Na Europa, as bolsas operam em alta (Stoxx 600: 0,2%), impulsionadas pelo setor financeiro. O mercado aguarda decisão de juros do Banco da Inglaterra na quinta-feira. As bolsas chinesas fecharam positivas (CSI 300: 0,5%; HSI: 0,8%) após dados indicarem queda no desemprego juvenil e sinalizações positivas do regulador na região, que deve seguir estimulando o mercado.
Economia
No cenário internacional, destaque para o anúncio da decisão de política monetária do Fed nos Estados Unidos. É amplamente esperado que o Fed reduzirá os juros de referência para o intervalo de 4,25%-4,50%, mas esperamos que sinalize um ciclo de flexibilização mais cauteloso à frente. Ontem, as vendas no varejo surpreenderam positivamente, ao passo que a produção industrial decepcionou.
Nos EUA, apesar dos dados de vendas do varejo terem subido 0,7% M/M, acima das estimativas do consenso de 0,5% em novembro, os investidores continuam aguardando um corte de 25 bps na reunião de juros do Fed. Por lá, os rendimentos das Treasuries de dois anos terminaram o dia estáveis em 4,25%, enquanto os de dez anos subiram para 4,40% (+1,0bp).

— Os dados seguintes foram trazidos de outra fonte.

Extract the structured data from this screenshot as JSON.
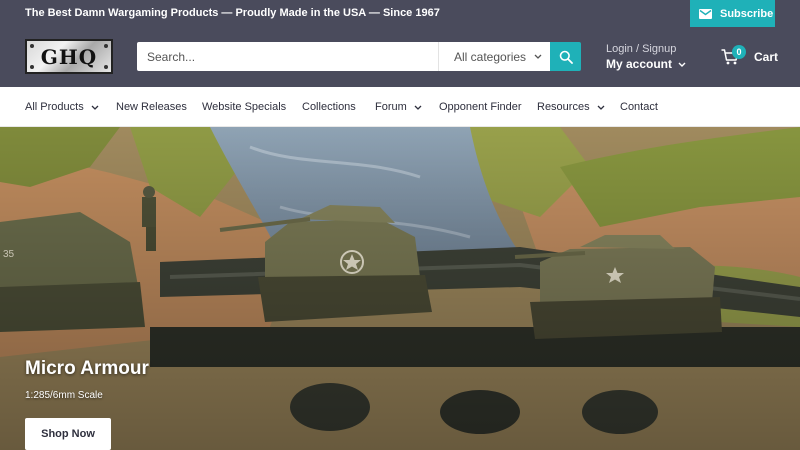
{
  "topbar": {
    "announcement": "The Best Damn Wargaming Products — Proudly Made in the USA — Since 1967",
    "subscribe_label": "Subscribe",
    "subscribe_icon": "mail-icon"
  },
  "header": {
    "logo_text": "GHQ",
    "search": {
      "placeholder": "Search...",
      "value": ""
    },
    "category_select": "All categories",
    "search_icon": "search-icon",
    "account": {
      "login_label": "Login / Signup",
      "my_account_label": "My account"
    },
    "cart": {
      "count": "0",
      "label": "Cart",
      "icon": "cart-icon"
    }
  },
  "nav": {
    "items": [
      {
        "label": "All Products",
        "dropdown": true
      },
      {
        "label": "New Releases",
        "dropdown": false
      },
      {
        "label": "Website Specials",
        "dropdown": false
      },
      {
        "label": "Collections",
        "dropdown": false
      },
      {
        "label": "Forum",
        "dropdown": true
      },
      {
        "label": "Opponent Finder",
        "dropdown": false
      },
      {
        "label": "Resources",
        "dropdown": true
      },
      {
        "label": "Contact",
        "dropdown": false
      }
    ]
  },
  "hero": {
    "title": "Micro Armour",
    "subtitle": "1:285/6mm Scale",
    "button_label": "Shop Now"
  },
  "colors": {
    "header_bg": "#4a4b5c",
    "accent": "#1fb1b8",
    "nav_text": "#2e2f3d",
    "white": "#ffffff"
  }
}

IBOVESPA +0,92% | 124.698 Pontos. CÂMBIO -0,07% | 6,09/USD
Ibovespa
O Ibovespa fechou em alta de 0,9% ontem, aos 124.698 pontos. O dia novamente começou com uma alta volatilidade em razão do cenário macroeconômico doméstico: o dólar alcançou a marca de R$ 6,20 e, pelo quarto dia consecutivo, o Tesouro Direto paralisou suas negociações em meio a escalada das taxas de juros. Porém, houve um movimento de reversão após o presidente da Câmara dos Deputados, Arthur Lira, declarar que irá colocar em votação um dos textos que compõe o pacote fiscal e o projeto de regulamentação da reforma tributária. Após isso, houve um alívio nos ativos domésticos, com queda do dólar e fechamento nas pontas mais longas da curva de juros.
O principal destaque negativo do dia foi Hapvida (HAPV3, -11,3%), repercutindo as novas medidas de reajustes de preços nos planos de saúde anunciadas pela ANS (veja aqui mais detalhes). Já o principal destaque positivo do dia foi YDUQS (YDUQ3, +4,1%).
Nesta quarta-feira, o destaque do dia será a decisão de juros nos EUA. Além disso, teremos a decisão de juros no Japão e os dados de inflação ao consumidor na Zona do Euro referentes a novembro.
Renda Fixa
As taxas futuras de juros encerraram a sessão de terça-feira com abertura na parte curta e fechamento nos vértices médios e longos da curva. O DI jan/26 encerrou em 15,115% (+10,6bps vs. pregão anterior); DI jan/27 em 15,41% (+30,2bps); DI jan/29 em 15,05% (- 6,7bps); DI jan/31 em 14,71% (- 9,1bps).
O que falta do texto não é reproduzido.